En 2013 vous avez été lauréate du concours Créatrices d’avenir en Ile-de-France, et cette année lauréate trophée 2015 " Espoirs de l'économie en Essonne". En quoi ces prix vous boostent au quotidien ? Que recherchez-vous en participant à un concours ? 

Ces prix me boostent au quotidien car le propre d'un chef d'entreprise est un peu d'être seul et face à ses choix. On ne sait pas toujours si l'on est dans la bonne direction. Bien sûr, le succès ou la sanction du public sont des révélateurs des orientations que l'on a prises, mais personnellement, le fait d'être couronnée de prix remis par des gens objectifs et impartiaux ayant une expérience de l'entrepreneuriat et des problématiques économiques me donnent une légitimité que je n'aurais pas ressentie malgré le développement de l'entreprise et certains gages de succès. 
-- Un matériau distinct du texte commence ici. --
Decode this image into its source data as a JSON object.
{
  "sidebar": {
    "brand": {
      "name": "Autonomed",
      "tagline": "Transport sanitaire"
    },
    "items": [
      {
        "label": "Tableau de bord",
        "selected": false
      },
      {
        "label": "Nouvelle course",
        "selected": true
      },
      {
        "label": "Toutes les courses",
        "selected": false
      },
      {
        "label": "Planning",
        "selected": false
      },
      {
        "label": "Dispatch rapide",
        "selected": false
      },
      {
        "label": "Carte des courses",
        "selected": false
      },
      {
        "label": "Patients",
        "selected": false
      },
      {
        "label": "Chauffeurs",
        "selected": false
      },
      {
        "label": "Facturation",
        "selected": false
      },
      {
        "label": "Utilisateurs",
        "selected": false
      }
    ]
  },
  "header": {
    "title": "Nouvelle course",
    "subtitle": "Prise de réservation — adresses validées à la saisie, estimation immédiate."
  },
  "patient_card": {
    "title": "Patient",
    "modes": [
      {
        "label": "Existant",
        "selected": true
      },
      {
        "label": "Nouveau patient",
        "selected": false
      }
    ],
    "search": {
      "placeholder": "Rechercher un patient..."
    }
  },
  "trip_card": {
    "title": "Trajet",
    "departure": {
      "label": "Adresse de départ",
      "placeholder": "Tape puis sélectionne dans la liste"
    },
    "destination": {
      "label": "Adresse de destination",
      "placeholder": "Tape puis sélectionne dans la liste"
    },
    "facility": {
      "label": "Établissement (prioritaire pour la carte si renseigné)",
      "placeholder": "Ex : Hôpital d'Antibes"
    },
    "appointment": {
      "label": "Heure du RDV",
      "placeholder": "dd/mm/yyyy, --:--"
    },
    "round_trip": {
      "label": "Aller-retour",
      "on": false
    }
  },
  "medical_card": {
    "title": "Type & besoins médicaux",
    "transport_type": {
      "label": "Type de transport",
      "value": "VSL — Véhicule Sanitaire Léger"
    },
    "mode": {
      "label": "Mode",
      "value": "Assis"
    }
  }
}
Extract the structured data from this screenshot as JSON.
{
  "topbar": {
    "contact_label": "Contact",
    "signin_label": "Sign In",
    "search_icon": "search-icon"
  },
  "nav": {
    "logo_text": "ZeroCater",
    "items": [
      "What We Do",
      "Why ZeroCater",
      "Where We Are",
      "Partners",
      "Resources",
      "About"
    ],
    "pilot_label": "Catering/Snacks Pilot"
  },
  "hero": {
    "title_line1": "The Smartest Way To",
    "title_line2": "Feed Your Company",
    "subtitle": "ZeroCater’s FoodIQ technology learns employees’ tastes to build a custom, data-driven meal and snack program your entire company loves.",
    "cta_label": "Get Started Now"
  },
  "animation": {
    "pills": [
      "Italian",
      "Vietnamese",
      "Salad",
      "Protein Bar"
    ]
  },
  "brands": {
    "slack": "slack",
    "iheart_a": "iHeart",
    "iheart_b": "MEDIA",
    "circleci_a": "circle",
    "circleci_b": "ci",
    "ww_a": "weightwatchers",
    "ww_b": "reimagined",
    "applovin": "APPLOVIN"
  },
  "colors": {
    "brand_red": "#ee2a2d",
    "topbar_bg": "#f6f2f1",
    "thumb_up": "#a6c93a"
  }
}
C'est d'abord une légitimité à mes propres yeux qui me donnent une confiance bénéfique et vertueuse, car elle me donne le courage et l'envie de travailler encore plus. Cela m'a vraiment apporté une assurance pour conquérir ce monde très masculin et un peu machiste qui ne m'était pas forcément favorable. 

Par ailleurs les avantages de ces prix est d'offrir une visibilité médiatique très bénéfique en terme d'images et de communication. 

Ce que je recherche dans ces prix est peut être une démarche toute personnelle, mais pour moi, en dehors de la dotation financière car il y en a une et je crois que toute somme venant enrichir la trésorerie ne peut qu'être bénéfique à l'entreprise, c'est avant tout de se dépasser et de rechercher en toute chose l'excellence. Gérer une entreprise est un challenge quotidien, et gagner des prix ou chercher à les gagner permet de se remettre en question, de repenser les fondamentaux et d'avancer en repoussant constamment ses limites et en se fixant des objectifs toujours plus hauts. 

Quels conseils pourriez-vous donner à des jeunes, en particulier, des jeunes filles, qui souhaiteraient se lancer dans ce secteur encore fortement masculin ?

D'abord, croyez en vous et n'écoutez pas les autres. Toute ma vie j'ai entendu des gens me limiter dans mes choix ou mes objectifs. Les a priori sont le lot quotidien dans le monde professionnel et d'autant plus si l'on est une femme dans un univers masculin mais si l'on a un objectif en tête, les autres n'ont pas le droit de nous en détourner. Je n'ai pas de mots assez percutants pour leur dire, alors j'emprunterai ceux d'un autre, Epictète, pour leur dire " Dis-toi d'abord qui tu veux être, puis fais en conséquence ce que tu dois faire".